How about the art itself, should it be carefully preserved intact as it has been for the last 400 years? Let’s talk about Tachi Uchi no Kurai, one of the partner sets of MJER, should it be preserved? Umm, which version? I have, in the course of my training, learned 3 separate and distinct versions of the 10 kata. Could probably find my original notes lying around somewhere I’m sure. So what do I teach if asked? The ones in Mitani’s book of course, it’s big and on my shelf and so I don’t have to go tear the house apart looking for my notes. Since it was published in a very nice book with pictures, it’s also the version that a lot of people standardized on for the same reason I’m sure, it’s handy. I’m not too fussed if the other versions disappear into history, although I do teach them to my own students because I find the variations useful to teach specific concepts in a graduated order, (as a result my personal Tachi Uchi no Kurai is a set of 17 kata and often some variations thrown in).

I’m not too worried that “martial arts get lost” since they get lost all the time. What’s the inherent value of a martial art? The true value lies in the practice not the existance of the techniques in someone’s notebook.
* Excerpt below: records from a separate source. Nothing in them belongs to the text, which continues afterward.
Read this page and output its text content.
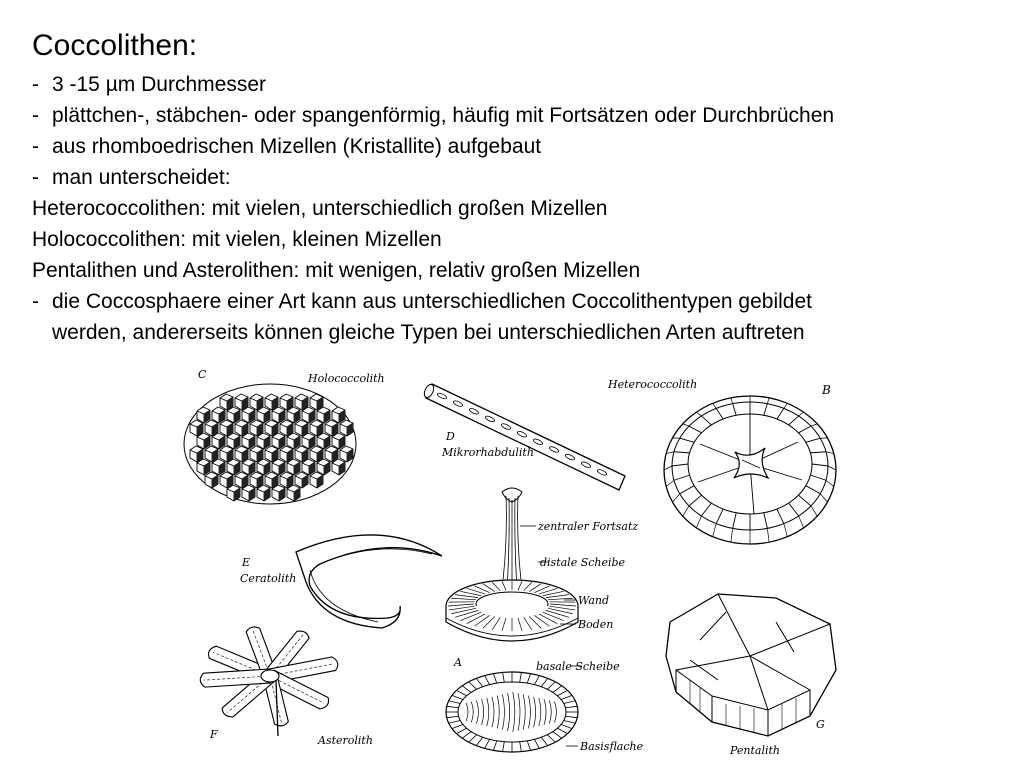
Coccolithen:
- 3 -15 µm Durchmesser
- plättchen-, stäbchen- oder spangenförmig, häufig mit Fortsätzen oder Durchbrüchen
- aus rhomboedrischen Mizellen (Kristallite) aufgebaut
- man unterscheidet:
Heterococcolithen: mit vielen, unterschiedlich großen Mizellen
Holococcolithen: mit vielen, kleinen Mizellen
Pentalithen und Asterolithen: mit wenigen, relativ großen Mizellen
- die Coccosphaere einer Art kann aus unterschiedlichen Coccolithentypen gebildet
werden, andererseits können gleiche Typen bei unterschiedlichen Arten auftreten
C	Holococcolith
D
Mikrorhabdulith
Heterococcolith	B
E
Ceratolith
zentraler Fortsatz
distale Scheibe
Wand
Boden
A	basale Scheibe
Basisflache
F	Asterolith
G
Pentalith
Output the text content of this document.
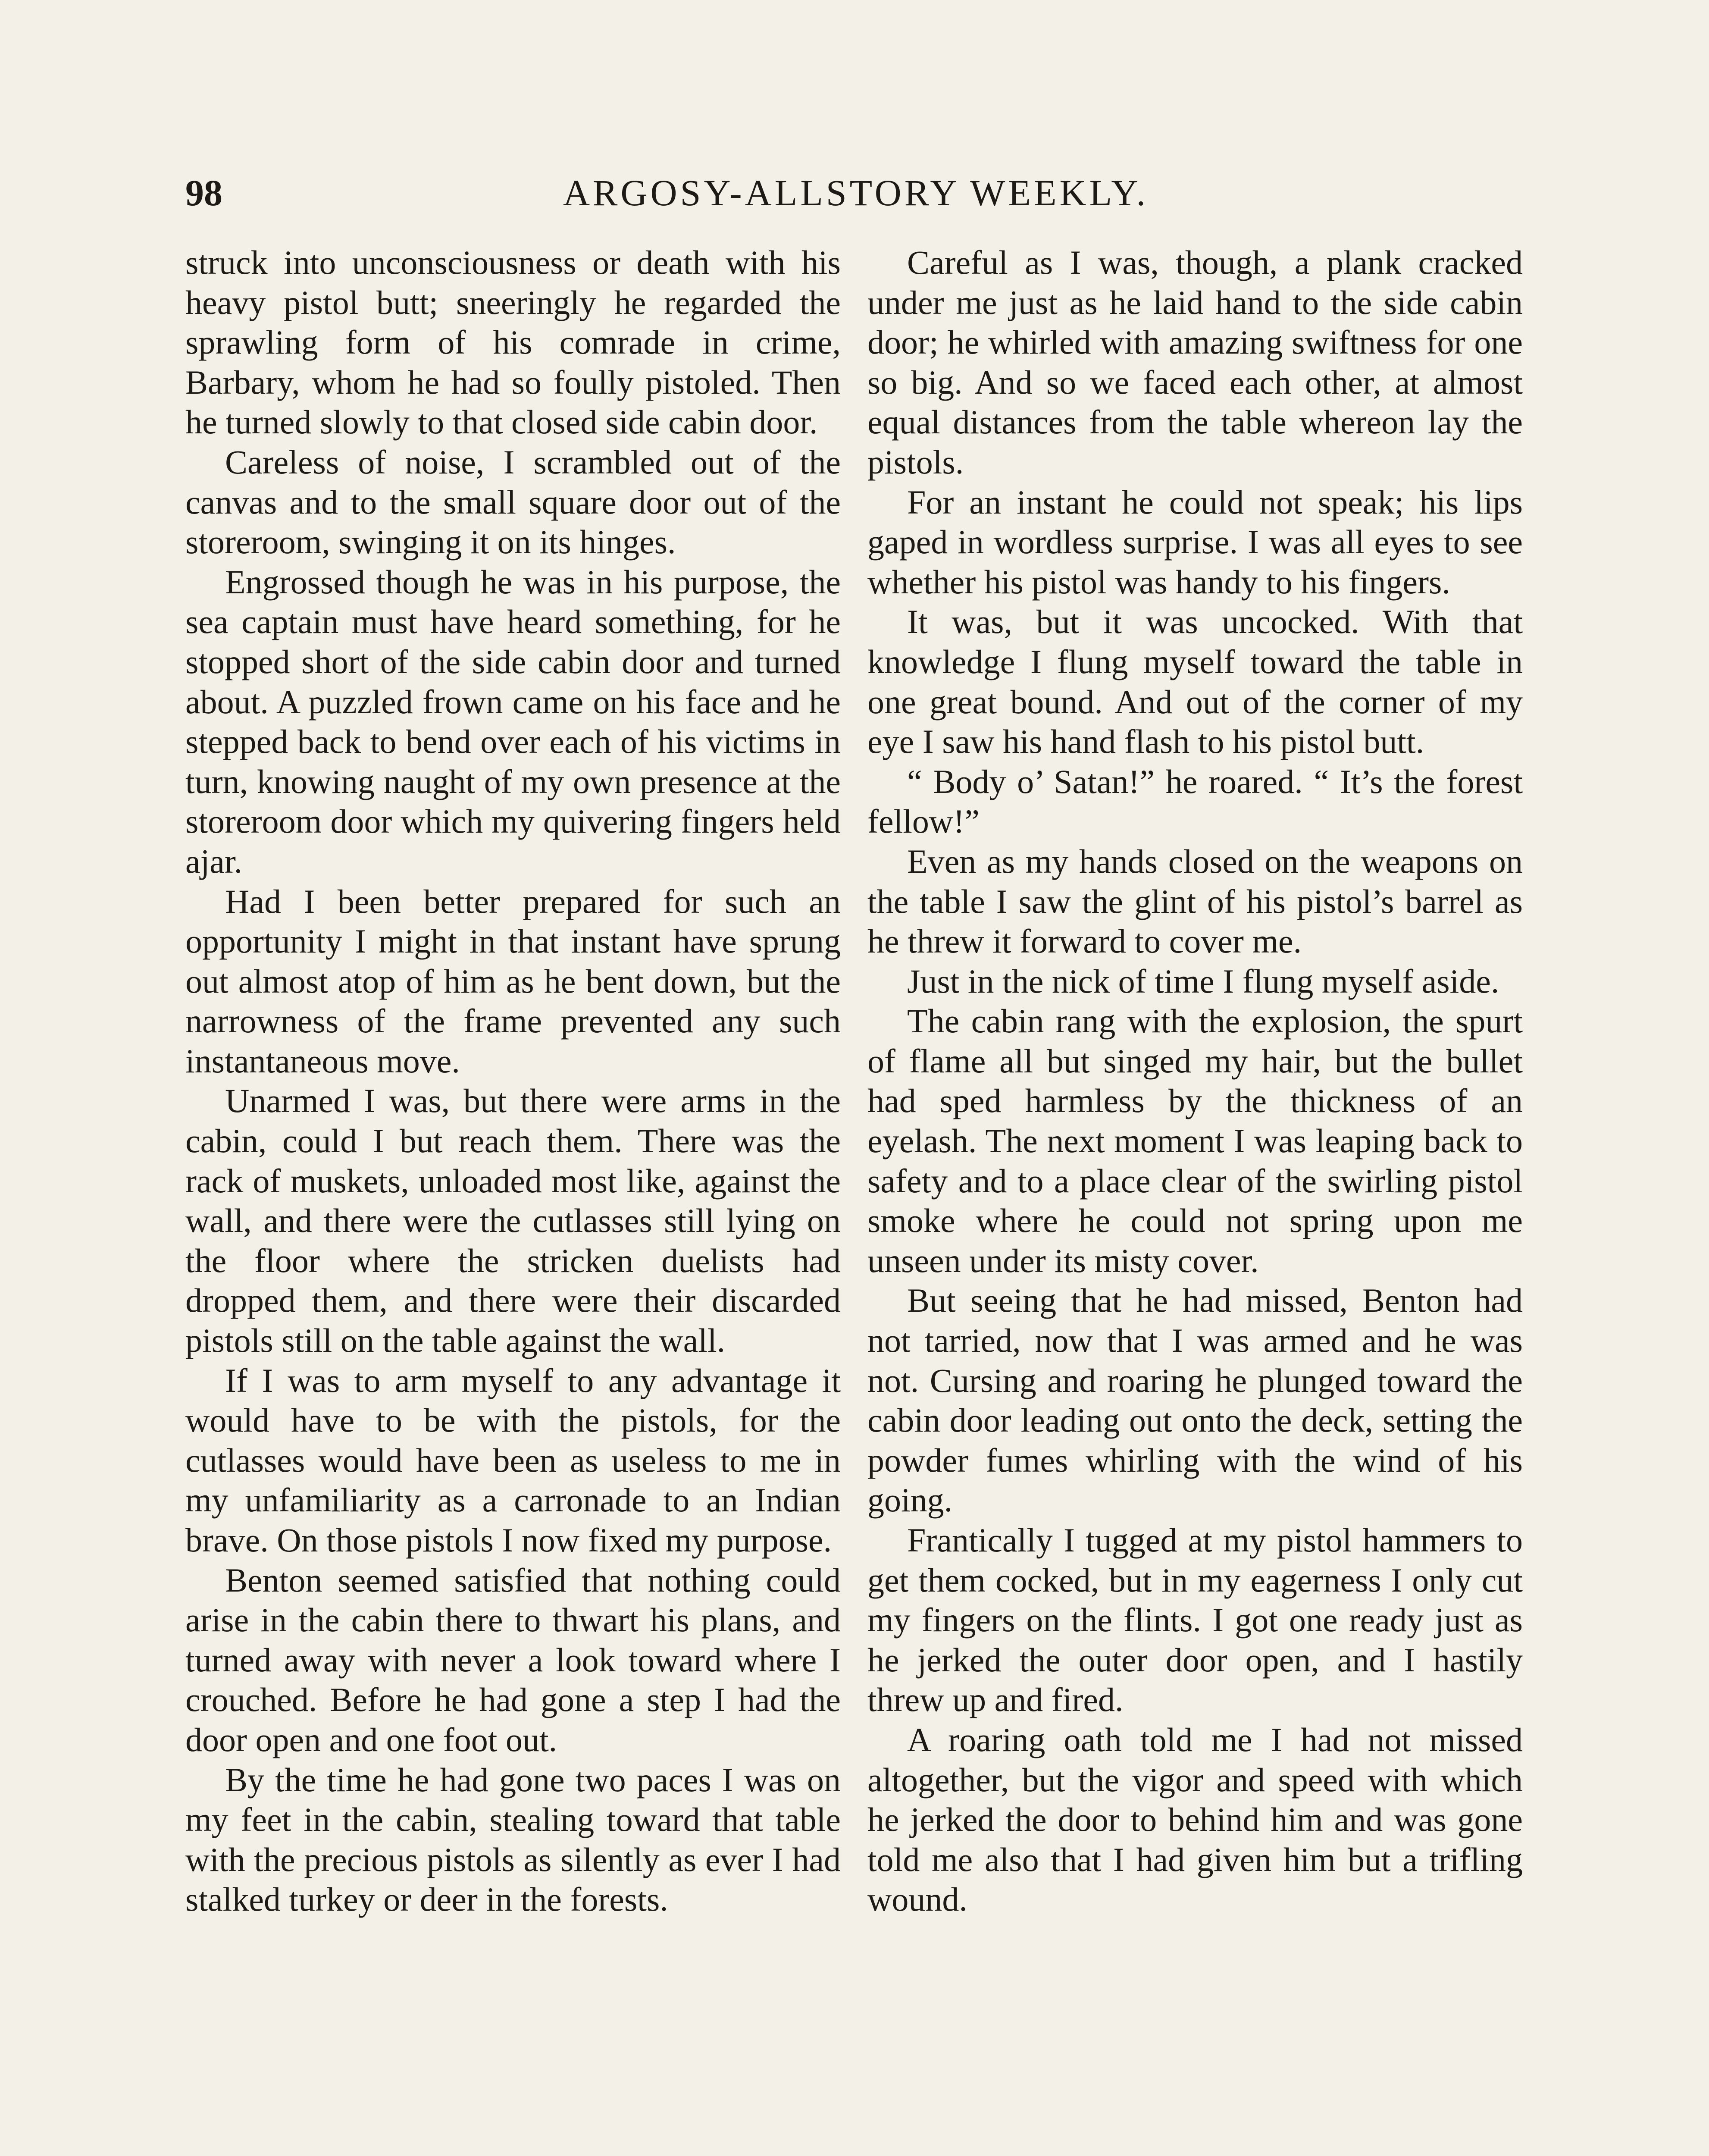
98	ARGOSY-ALLSTORY WEEKLY.

struck into unconsciousness or death with his heavy pistol butt; sneeringly he regarded the sprawling form of his comrade in crime, Barbary, whom he had so foully pistoled. Then he turned slowly to that closed side cabin door.

Careless of noise, I scrambled out of the canvas and to the small square door out of the storeroom, swinging it on its hinges.

Engrossed though he was in his purpose, the sea captain must have heard something, for he stopped short of the side cabin door and turned about. A puzzled frown came on his face and he stepped back to bend over each of his victims in turn, knowing naught of my own presence at the storeroom door which my quivering fingers held ajar.

Had I been better prepared for such an opportunity I might in that instant have sprung out almost atop of him as he bent down, but the narrowness of the frame prevented any such instantaneous move.

Unarmed I was, but there were arms in the cabin, could I but reach them. There was the rack of muskets, unloaded most like, against the wall, and there were the cutlasses still lying on the floor where the stricken duelists had dropped them, and there were their discarded pistols still on the table against the wall.

If I was to arm myself to any advantage it would have to be with the pistols, for the cutlasses would have been as useless to me in my unfamiliarity as a carronade to an Indian brave. On those pistols I now fixed my purpose.

Benton seemed satisfied that nothing could arise in the cabin there to thwart his plans, and turned away with never a look toward where I crouched. Before he had gone a step I had the door open and one foot out.

By the time he had gone two paces I was on my feet in the cabin, stealing toward that table with the precious pistols as silently as ever I had stalked turkey or deer in the forests.

Careful as I was, though, a plank cracked under me just as he laid hand to the side cabin door; he whirled with amazing swiftness for one so big. And so we faced each other, at almost equal distances from the table whereon lay the pistols.

For an instant he could not speak; his lips gaped in wordless surprise. I was all eyes to see whether his pistol was handy to his fingers.

It was, but it was uncocked. With that knowledge I flung myself toward the table in one great bound. And out of the corner of my eye I saw his hand flash to his pistol butt.

“ Body o’ Satan!” he roared. “ It’s the forest fellow!”

Even as my hands closed on the weapons on the table I saw the glint of his pistol’s barrel as he threw it forward to cover me.

Just in the nick of time I flung myself aside.

The cabin rang with the explosion, the spurt of flame all but singed my hair, but the bullet had sped harmless by the thickness of an eyelash. The next moment I was leaping back to safety and to a place clear of the swirling pistol smoke where he could not spring upon me unseen under its misty cover.

But seeing that he had missed, Benton had not tarried, now that I was armed and he was not. Cursing and roaring he plunged toward the cabin door leading out onto the deck, setting the powder fumes whirling with the wind of his going.

Frantically I tugged at my pistol hammers to get them cocked, but in my eagerness I only cut my fingers on the flints. I got one ready just as he jerked the outer door open, and I hastily threw up and fired.

A roaring oath told me I had not missed altogether, but the vigor and speed with which he jerked the door to behind him and was gone told me also that I had given him but a trifling wound.
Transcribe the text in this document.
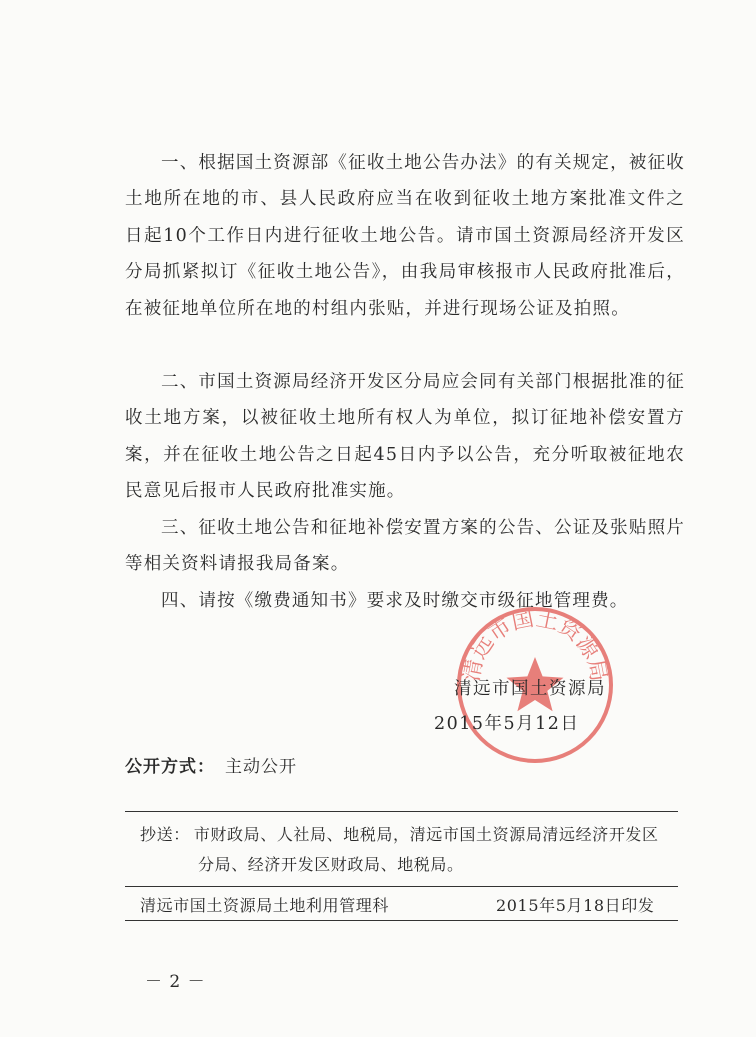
一、根据国土资源部《征收土地公告办法》的有关规定，被征收土地所在地的市、县人民政府应当在收到征收土地方案批准文件之日起10个工作日内进行征收土地公告。请市国土资源局经济开发区分局抓紧拟订《征收土地公告》，由我局审核报市人民政府批准后，在被征地单位所在地的村组内张贴，并进行现场公证及拍照。

二、市国土资源局经济开发区分局应会同有关部门根据批准的征收土地方案，以被征收土地所有权人为单位，拟订征地补偿安置方案，并在征收土地公告之日起45日内予以公告，充分听取被征地农民意见后报市人民政府批准实施。

三、征收土地公告和征地补偿安置方案的公告、公证及张贴照片等相关资料请报我局备案。

四、请按《缴费通知书》要求及时缴交市级征地管理费。

清远市国土资源局
清远市国土资源局
2015年5月12日
公开方式： 主动公开
抄送： 市财政局、人社局、地税局，清远市国土资源局清远经济开发区
分局、经济开发区财政局、地税局。
清远市国土资源局土地利用管理科	2015年5月18日印发
－ 2 －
Want to help perpetuate small and rare martial arts? By all means, go for it, find them and learn them and teach them. Unfortunately, I’m not too confident that they will be found and preserved by us Western folks. We used to run a koryu seminar that featured many different arts that are actually being taught here in the west, some of them quite small but instruction is available. I think the best we ever did was 40 students which actually is pretty good but not something to crow about when you consider the population of North America is what, 5x that of Japan? If the small arts are to be preserved it’s likely going to happen in Japan… actually it more or less has to. Is there ever going to be a case where an art dissappears from Japan, gets preserved in the West and then returned to Japan?

Yeah. No reason it shouldn’t but it’s not likely, we in the West are not going to preserve any Japanese cultural treasures for the Japanese. We may absorb them, we may inherit them and continue them for a few generations, but they aren’t likely going back once they’re lost over there.

This stuff exists as long as someone practices it. When nobody does, it disappears and nobody notices (because nobody is practicing). The world keeps spinning regardless.